Politics begins with walls, and death. Uruk sprang from the alluvial plains of Mesopotamia in the fifth millennium BC, its walls founded, according to legend, by Gilgamesh. In the epic he leaves the city with his enantiomorph Enkidu, a wild man snared in a honey-trap by the holy harlot Shamhat and thereby civilised. The gods – who, unusually for an epic, seem to vote Democrat – created Enkidu for a political purpose, to distract Gilgamesh from tyrannising Uruk’s citizens. At the poem’s end, with Enkidu dead, Gilgamesh, having lost the immortality-conferring boxthorn he snatched from the ocean bed, returns to Uruk. The final tablet closes with him praising the Urukian walls as he docks at the city’s staith on the Euphrates, in a paean to living in the here and now. Denied the means of cheating death, his end is the clay, the baked brick, of his beginning.
Later, the Greek polis marked the boundary between the natural licence of pre-political men and the bounded liberty of citizens. The polis walls serve an obvious defensive and protective purpose, but they also mark the frontier between citizens and enemies, the threshold between politics and the wild. Criminals had made themselves enemies of the state, so the Athenians cast their remains out of the city after execution, just as Londoners took the corpses of provincials and foreigners to the extra-mural ‘liberties’, for burial in unmarked communal graves. St John’s Gospel and Hebrews put Golgotha, site of the crucifixion, beyond Jerusalem’s first-century city walls (it’s now the location of the Church of the Holy Sepulchre). The tale of exclusion that started in a cowshed ends with the King of the Jews shut out from the would-be capital of his people, an apt incongruity for one whose kingdom was not of this world.
In Walled States, Waning Sovereignty, Wendy Brown notes that walls symbolise the will to closure. As inherited tracts of masonry, they recall bygone enmities, but also mark the limits of civility. Yet the revealed will to close down politics, being itself political, is self-defeating. Antigone in Sophocles’ play vainly entreats Creon to bury her brother Polyneices, rather than leave him to rot outside the Theban walls. Given that Polyneices has declared himself an enemy of Thebes, the decision to grant him honorific burial or not is intensely political. But the stand-off between Creon and Antigone is so framed as to question whether the disposal of Polyneices’ remains is only political, or falls under a higher law. Polyneices dies trying to assert his right to ascend the throne against blank de facto power in Thebes. His fate is to be denied political status, even in death. He is treated like a common criminal, whose actions declare him an enemy of the state.

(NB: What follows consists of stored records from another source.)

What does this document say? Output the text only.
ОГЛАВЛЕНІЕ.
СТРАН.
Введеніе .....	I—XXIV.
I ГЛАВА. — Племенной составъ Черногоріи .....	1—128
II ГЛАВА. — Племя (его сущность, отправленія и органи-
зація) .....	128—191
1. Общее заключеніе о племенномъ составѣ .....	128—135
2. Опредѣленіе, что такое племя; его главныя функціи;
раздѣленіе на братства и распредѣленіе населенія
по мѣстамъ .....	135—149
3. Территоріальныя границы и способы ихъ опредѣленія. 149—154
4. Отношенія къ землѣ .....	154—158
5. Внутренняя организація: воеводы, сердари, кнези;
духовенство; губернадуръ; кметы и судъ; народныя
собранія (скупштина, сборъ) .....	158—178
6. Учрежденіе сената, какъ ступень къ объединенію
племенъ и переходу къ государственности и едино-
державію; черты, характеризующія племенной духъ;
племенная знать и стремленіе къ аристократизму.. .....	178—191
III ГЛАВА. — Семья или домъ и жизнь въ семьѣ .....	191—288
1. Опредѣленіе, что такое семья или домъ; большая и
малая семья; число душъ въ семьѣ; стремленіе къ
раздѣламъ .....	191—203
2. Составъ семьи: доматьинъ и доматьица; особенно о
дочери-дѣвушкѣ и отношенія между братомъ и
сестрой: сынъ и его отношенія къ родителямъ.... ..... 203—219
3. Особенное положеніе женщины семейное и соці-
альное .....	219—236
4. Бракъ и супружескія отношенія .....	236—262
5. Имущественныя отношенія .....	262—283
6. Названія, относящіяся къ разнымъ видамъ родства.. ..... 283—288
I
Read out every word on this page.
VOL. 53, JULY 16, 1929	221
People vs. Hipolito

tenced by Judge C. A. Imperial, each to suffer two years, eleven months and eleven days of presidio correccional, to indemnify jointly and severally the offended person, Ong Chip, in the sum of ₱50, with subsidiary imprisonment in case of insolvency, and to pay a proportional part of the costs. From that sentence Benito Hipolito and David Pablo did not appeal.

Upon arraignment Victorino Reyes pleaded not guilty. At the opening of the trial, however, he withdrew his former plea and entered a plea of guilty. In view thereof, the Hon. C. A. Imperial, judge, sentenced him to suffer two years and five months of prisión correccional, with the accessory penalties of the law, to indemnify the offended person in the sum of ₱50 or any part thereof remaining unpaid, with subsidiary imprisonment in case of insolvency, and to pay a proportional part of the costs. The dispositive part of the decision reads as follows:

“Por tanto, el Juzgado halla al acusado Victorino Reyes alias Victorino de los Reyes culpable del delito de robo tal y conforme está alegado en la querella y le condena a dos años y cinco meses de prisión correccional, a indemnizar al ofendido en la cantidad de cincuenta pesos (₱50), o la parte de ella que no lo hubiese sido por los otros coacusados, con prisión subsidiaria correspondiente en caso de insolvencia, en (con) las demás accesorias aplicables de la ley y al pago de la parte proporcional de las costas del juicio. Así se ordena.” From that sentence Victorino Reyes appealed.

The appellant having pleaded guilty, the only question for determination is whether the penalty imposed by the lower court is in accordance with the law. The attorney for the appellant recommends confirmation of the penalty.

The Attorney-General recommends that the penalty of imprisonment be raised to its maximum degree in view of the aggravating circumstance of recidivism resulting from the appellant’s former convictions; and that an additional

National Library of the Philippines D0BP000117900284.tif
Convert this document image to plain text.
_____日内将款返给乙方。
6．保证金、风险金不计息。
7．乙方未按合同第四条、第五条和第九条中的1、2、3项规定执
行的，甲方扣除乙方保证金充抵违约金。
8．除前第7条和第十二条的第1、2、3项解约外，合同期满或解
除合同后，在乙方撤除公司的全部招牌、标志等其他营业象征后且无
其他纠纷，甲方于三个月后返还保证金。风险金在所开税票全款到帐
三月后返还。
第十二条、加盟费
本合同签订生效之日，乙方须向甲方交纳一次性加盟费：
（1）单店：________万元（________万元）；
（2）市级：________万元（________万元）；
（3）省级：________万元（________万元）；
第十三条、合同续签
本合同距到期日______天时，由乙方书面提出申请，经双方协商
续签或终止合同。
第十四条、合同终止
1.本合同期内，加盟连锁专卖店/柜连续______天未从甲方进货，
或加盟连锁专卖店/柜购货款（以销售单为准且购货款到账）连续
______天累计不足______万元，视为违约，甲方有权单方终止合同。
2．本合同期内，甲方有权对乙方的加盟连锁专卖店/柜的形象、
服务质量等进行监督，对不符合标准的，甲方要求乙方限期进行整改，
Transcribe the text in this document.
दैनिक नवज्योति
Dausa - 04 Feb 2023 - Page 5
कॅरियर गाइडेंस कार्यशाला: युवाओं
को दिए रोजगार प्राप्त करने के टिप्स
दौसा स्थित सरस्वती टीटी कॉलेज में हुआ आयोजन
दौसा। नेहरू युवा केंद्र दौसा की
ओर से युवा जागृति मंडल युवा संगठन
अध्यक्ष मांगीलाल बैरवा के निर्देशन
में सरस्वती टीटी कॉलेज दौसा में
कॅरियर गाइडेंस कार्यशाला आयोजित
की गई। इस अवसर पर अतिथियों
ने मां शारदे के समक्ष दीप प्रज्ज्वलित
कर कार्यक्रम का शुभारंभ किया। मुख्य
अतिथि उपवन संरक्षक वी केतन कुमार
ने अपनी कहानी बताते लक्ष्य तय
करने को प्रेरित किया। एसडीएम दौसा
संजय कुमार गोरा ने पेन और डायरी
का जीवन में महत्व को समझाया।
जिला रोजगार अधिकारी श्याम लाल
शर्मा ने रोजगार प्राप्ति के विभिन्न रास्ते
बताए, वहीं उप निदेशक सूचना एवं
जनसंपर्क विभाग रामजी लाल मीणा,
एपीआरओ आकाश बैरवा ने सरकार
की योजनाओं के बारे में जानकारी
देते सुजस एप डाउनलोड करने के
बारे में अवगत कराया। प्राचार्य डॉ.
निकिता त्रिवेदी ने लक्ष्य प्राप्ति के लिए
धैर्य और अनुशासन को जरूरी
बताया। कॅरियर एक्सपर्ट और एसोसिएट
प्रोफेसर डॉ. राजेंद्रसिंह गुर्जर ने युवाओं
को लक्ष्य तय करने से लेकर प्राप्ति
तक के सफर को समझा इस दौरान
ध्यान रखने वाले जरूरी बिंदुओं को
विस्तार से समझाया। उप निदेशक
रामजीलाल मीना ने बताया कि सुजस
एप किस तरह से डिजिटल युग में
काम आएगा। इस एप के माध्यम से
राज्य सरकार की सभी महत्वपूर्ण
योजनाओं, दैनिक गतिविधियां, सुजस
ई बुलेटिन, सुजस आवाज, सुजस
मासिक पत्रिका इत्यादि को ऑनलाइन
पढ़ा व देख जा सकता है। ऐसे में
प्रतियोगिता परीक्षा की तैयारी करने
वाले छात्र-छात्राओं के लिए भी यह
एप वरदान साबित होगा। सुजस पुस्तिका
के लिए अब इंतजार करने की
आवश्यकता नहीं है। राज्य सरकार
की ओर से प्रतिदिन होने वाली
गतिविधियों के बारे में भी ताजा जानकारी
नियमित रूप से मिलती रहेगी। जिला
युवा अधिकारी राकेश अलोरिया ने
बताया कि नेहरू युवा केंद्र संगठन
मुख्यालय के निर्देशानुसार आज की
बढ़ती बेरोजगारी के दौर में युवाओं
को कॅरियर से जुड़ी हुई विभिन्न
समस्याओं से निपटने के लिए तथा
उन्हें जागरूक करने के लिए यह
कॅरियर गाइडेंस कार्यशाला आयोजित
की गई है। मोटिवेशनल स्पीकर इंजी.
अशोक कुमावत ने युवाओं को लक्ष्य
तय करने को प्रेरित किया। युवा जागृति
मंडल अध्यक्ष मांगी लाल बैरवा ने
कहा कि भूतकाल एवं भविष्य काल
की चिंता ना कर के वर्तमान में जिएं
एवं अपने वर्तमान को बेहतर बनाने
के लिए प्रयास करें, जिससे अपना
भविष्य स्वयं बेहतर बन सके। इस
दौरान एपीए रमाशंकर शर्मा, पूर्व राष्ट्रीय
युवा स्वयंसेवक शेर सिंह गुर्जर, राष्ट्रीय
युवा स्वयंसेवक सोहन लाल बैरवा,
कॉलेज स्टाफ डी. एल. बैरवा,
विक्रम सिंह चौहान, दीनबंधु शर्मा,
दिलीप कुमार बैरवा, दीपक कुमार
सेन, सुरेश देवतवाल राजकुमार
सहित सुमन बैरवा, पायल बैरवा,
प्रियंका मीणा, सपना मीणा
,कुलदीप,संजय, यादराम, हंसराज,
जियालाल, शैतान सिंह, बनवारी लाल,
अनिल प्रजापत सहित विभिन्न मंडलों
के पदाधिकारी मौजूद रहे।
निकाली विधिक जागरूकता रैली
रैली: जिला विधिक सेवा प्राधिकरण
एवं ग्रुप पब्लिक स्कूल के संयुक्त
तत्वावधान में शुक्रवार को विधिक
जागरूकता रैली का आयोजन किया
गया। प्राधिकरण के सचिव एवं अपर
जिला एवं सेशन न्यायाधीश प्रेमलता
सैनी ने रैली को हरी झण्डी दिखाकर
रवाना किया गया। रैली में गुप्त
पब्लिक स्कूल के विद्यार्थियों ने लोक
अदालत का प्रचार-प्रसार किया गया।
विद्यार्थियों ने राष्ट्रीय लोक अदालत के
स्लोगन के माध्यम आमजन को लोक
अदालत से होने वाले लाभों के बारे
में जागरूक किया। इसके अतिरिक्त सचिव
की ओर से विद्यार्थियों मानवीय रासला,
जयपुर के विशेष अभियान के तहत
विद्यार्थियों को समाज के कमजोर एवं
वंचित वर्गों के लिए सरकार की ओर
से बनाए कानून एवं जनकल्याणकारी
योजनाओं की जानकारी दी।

Antigone’s stance is irredeemably anti-political, precisely because it lacks any awareness of purely factitious closure. The unmade hinterland beyond the city threatens to annex or inundate the made world of the polis; that’s why Antigone poses such a threat.
If Antigone seems passé in its linking of walls and civic status, consider the Soviet practice of interring cremated heroes like Andrey Vyshinsky in the Kremlin wall, as well as foreign Comintern luminaries such as the US union activist William ‘Big Bill’ Haywood. Physical incorporation in the walls of the citadel was the ultimate honour for the illustrious dead. As Brown says, the walls haven’t gone away. Circumvallation thrives, and not just as heritage townscape: today’s barriers are raised against such modern lepers as asylum seekers and economic migrants. Like other ancient institutions, security walls have survived to the present, despite our frontier-frazzling global capital flows and cybersphere. Some are urban partitions, as in Belfast, Mostar, Nicosia, Jerusalem, Beirut and pre-1989 Berlin: four European cities, and two Middle Eastern ones with strong European influence. And now, in Palestine, the Israeli Defence Force’s barrier separates Israeli sovereign territory from the West Bank. The IDF edifice – official Israeli propaganda takes pains to stress that it can’t be called a wall, as apparently only 3 per cent of it is concrete – was put up in response to the outbreak of the second intifada in 2000.
Brown’s thesis, summarily put, is that modern-day walls are discredited markers of failing sovereignty. What is sovereignty? It is the revealed will of a political association to dispose of its own affairs. As that definition implies, it contains an irreducible element of the de facto. For Brown, sovereignty is now a ragged oriflamme, a wilful but doomed exercise in self-persuasion. Think of Russian divers planting a titanium flag on the seabed beneath the North Pole in 2007 to bag oil and mineral rights from under the noses of other Arctic nations, or the berm in Western Sahara excavated by Morocco in its continuing stand-off with the Polisario Front. The wall and its symbolic proxies are built when a political authority cannot flatter itself as a settled fact, whether granted by god or imprescriptible title. It comes too late or too soon.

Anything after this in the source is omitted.